Can a building be a character in history? The Mechanics’ Institute, a child of the Industrial Revolution, was created by new wealth in a new city that seemed unlikely to succeed. San Francisco’s first bubble, made of gold, was short-lived. The city remained geographically isolated, lawless, and unstable—pretty much destined for failure, according to contemporary accounts. Its workforce came from everywhere and was notoriously unreliable and unskilled. The future of the Mechanics’ Institute was always uncertain; tied to the boom-and-bust cycles of the new industrial economy. But by the last decades of the nineteenth century, it had emerged as one of San Francisco’s most popular gathering places, where locals shared an irrational faith in the city’s future and their own. The 1906 earthquake and fire that devastated the city, virtually erasing its past, also destroyed the Mechanics’ Institute. Its collections languished for three years in makeshift housing. “Many members have told me,” wrote Joseph Cumming, Secretary to the Institute, in 1907, “that of all things they were deprived of, they missed the library the most.” Like the city that lay in ruins, the Mechanics’ Institute was revived. Albert Pissis, the Mexican-born architect, whose legacy is still visible across the city, was recruited to the task of rebuilding. In 1910, the Mechanics’ Institute reopened for business in its current building on 57 Post Street.
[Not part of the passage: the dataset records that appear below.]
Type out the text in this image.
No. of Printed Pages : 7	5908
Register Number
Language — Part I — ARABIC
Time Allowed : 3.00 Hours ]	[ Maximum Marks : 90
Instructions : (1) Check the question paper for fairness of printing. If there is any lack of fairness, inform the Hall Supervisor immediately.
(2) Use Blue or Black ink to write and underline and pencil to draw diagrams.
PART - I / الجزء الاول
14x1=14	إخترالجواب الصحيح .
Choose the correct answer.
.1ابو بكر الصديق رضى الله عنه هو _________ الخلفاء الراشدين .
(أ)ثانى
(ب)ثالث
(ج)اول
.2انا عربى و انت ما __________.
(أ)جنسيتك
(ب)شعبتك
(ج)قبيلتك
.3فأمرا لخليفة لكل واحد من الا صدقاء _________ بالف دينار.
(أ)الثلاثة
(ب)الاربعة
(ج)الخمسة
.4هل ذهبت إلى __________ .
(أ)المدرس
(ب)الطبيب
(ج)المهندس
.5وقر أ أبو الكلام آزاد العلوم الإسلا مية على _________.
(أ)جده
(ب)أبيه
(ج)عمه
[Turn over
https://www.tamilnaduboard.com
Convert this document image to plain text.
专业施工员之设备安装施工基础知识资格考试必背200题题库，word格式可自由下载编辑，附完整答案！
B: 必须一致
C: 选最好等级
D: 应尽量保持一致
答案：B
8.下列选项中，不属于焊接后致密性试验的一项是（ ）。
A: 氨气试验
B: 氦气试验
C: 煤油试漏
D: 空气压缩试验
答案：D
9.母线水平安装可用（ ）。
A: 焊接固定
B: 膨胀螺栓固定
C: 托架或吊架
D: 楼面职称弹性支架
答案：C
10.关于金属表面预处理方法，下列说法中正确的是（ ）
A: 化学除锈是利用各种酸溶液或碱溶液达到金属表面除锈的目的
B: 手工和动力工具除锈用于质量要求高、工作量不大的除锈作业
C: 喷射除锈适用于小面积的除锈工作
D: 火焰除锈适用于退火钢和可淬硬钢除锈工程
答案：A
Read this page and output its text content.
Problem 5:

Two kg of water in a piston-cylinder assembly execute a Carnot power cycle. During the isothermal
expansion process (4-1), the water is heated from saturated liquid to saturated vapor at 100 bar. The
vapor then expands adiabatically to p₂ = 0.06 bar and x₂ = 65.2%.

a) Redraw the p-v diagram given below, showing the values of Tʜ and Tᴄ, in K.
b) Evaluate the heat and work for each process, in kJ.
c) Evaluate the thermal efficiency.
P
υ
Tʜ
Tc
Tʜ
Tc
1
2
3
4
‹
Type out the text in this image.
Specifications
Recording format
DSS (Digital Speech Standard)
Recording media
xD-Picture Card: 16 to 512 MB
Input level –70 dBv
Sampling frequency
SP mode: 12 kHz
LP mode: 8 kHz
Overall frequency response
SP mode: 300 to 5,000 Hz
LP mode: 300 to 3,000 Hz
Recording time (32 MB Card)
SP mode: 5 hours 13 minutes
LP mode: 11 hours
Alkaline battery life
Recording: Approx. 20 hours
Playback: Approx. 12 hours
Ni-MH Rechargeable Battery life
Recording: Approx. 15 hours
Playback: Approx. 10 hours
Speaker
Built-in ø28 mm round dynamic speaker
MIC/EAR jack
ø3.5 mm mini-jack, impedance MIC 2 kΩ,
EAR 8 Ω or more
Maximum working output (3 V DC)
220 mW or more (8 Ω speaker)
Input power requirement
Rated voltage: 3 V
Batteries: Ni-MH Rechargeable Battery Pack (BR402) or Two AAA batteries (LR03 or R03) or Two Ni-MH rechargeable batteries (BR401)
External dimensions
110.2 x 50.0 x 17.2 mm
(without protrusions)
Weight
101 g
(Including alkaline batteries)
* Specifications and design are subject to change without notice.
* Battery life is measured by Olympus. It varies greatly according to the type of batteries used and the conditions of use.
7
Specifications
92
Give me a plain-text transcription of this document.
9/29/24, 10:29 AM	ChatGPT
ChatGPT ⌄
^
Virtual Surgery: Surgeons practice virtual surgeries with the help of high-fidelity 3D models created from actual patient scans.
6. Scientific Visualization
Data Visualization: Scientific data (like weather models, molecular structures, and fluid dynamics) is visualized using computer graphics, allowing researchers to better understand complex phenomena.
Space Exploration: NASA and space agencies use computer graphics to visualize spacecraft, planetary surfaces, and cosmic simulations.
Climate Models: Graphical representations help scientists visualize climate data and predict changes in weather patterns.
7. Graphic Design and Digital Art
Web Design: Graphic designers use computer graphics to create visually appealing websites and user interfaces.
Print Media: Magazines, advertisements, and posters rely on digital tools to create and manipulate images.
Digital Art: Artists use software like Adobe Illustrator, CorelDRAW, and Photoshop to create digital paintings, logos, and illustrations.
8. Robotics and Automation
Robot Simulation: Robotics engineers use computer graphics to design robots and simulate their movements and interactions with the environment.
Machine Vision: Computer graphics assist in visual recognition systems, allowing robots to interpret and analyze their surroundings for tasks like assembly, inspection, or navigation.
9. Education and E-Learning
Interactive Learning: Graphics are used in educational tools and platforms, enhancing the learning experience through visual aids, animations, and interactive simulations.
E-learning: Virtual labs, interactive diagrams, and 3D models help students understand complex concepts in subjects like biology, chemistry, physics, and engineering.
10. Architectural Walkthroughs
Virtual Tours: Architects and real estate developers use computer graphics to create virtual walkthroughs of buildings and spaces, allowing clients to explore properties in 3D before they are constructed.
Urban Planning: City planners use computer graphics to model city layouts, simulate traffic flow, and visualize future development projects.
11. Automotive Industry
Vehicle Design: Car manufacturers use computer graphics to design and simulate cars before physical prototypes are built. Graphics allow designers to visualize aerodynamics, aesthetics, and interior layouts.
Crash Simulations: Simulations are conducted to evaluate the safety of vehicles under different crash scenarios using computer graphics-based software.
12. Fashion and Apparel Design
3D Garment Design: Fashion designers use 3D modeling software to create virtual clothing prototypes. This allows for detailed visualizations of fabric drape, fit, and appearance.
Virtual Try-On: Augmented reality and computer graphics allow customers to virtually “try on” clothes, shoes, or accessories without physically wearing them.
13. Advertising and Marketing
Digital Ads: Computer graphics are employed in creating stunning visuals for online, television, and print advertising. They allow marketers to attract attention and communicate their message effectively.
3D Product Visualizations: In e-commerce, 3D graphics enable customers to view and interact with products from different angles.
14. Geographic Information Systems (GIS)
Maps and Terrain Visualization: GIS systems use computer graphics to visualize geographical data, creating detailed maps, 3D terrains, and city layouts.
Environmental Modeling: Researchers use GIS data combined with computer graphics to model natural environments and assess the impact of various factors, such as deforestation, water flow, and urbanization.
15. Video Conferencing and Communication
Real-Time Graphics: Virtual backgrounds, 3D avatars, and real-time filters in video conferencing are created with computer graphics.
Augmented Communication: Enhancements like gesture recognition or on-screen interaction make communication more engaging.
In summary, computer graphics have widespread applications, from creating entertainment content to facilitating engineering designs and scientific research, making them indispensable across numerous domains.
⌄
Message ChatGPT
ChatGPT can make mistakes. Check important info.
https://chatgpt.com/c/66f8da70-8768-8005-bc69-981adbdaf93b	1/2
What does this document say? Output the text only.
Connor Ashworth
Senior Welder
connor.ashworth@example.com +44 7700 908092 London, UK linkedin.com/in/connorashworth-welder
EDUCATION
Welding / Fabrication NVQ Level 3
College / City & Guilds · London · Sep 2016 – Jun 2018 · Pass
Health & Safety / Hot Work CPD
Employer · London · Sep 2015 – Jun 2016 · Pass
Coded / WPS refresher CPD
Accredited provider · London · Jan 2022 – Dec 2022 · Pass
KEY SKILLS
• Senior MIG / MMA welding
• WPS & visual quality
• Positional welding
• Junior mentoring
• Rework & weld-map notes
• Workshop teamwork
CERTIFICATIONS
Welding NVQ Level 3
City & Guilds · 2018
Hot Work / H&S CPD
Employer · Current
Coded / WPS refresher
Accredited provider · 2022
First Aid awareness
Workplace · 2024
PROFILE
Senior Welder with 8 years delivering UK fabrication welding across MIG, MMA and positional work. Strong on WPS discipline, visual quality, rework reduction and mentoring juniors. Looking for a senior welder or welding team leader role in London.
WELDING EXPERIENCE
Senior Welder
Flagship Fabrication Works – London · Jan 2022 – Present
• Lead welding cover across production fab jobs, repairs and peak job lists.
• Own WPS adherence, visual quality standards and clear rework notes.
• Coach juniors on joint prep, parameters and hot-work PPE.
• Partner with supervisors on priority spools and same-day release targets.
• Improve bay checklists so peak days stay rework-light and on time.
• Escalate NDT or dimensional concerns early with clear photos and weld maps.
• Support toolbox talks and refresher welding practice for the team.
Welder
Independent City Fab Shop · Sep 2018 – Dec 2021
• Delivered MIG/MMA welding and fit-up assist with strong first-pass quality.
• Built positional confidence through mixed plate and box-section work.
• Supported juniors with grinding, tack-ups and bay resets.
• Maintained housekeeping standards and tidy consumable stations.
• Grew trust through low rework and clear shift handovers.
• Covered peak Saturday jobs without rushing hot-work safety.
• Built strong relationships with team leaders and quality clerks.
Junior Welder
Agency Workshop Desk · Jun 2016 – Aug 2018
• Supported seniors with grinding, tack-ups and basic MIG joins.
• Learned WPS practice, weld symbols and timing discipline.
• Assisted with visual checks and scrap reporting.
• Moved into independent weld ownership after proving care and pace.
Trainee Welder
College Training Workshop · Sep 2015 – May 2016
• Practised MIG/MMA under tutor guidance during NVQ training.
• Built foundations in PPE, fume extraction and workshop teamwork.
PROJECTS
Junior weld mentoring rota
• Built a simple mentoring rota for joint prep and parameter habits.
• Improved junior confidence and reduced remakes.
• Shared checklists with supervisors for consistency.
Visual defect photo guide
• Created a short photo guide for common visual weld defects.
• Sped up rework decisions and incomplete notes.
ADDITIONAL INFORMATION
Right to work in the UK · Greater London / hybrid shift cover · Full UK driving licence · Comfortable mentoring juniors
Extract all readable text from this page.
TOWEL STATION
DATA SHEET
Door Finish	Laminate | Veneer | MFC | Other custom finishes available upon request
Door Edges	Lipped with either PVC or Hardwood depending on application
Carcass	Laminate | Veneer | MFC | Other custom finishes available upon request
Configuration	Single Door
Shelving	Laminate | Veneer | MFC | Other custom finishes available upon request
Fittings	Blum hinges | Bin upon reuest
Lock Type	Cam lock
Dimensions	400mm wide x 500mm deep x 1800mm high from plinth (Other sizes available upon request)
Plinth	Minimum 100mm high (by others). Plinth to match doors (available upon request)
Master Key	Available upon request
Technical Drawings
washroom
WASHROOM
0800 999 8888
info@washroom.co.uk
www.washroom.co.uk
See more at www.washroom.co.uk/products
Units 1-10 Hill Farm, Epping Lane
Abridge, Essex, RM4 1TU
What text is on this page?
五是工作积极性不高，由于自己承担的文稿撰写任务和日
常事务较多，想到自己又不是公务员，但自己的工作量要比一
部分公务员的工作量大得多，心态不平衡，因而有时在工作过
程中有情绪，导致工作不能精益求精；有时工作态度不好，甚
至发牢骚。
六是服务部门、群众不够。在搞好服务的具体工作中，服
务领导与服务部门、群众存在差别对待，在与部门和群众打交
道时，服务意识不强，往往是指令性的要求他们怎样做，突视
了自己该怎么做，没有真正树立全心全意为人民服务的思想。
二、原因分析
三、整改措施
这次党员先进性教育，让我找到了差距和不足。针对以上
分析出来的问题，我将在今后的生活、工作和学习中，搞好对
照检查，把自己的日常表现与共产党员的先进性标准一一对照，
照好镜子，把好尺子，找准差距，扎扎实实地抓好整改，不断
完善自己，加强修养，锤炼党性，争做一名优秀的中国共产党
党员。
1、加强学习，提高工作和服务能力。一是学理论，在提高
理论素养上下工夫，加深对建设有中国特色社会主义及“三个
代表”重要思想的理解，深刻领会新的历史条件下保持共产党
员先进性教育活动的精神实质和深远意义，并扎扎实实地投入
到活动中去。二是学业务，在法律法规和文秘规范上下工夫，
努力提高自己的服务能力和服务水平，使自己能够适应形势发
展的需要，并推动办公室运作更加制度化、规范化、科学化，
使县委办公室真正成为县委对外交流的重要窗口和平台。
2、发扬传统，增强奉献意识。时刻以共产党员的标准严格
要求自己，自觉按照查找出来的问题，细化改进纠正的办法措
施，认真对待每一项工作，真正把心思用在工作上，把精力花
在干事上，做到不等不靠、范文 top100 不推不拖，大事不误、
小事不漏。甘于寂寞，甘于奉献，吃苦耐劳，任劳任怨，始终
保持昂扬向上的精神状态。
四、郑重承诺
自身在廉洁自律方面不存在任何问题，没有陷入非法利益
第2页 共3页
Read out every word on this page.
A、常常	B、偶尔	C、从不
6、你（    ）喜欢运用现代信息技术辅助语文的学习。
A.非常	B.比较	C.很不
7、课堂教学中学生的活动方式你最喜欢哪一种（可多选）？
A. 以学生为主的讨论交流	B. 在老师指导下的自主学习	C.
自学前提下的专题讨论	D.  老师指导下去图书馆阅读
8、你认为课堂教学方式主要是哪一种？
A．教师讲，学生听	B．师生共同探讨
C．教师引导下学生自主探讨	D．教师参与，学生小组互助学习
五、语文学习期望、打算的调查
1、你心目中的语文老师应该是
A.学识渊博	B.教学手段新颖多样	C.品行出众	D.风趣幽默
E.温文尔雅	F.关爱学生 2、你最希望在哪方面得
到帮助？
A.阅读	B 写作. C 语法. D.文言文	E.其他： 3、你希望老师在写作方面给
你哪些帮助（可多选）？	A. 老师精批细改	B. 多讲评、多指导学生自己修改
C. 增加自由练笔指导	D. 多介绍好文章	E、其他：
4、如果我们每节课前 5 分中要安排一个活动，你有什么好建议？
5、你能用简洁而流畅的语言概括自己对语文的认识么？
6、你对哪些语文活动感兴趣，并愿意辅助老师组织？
“There is a hunger for a sense of community these days,” Lewin told me, “everything is so fragmented.” Change has always been the master narrative of San Francisco. But today’s affordability crisis, triggered by an influx of tech wealth and with it, tens of thousands of new residents, has opened deep divisions between cultures old and new, and what is considered authentic. In this environment, the Mechanics’ Institute is regaining the place it held in the cultural landscape of 1880 or 1900. Once again the Institute is young, egalitarian, and thriving. Most new members, Lewin explained, are under 40, which is hardly the case for other dues-paying organizations around the country. What remains to be seen is whether today’s new wealth, like that of yesterday’s, will reinvest in civic institutions, especially this one, where the future of the past lies. Continuity is a rare commodity these days, community even more so for many San Franciscans. An old institution for mechanics is filling the void.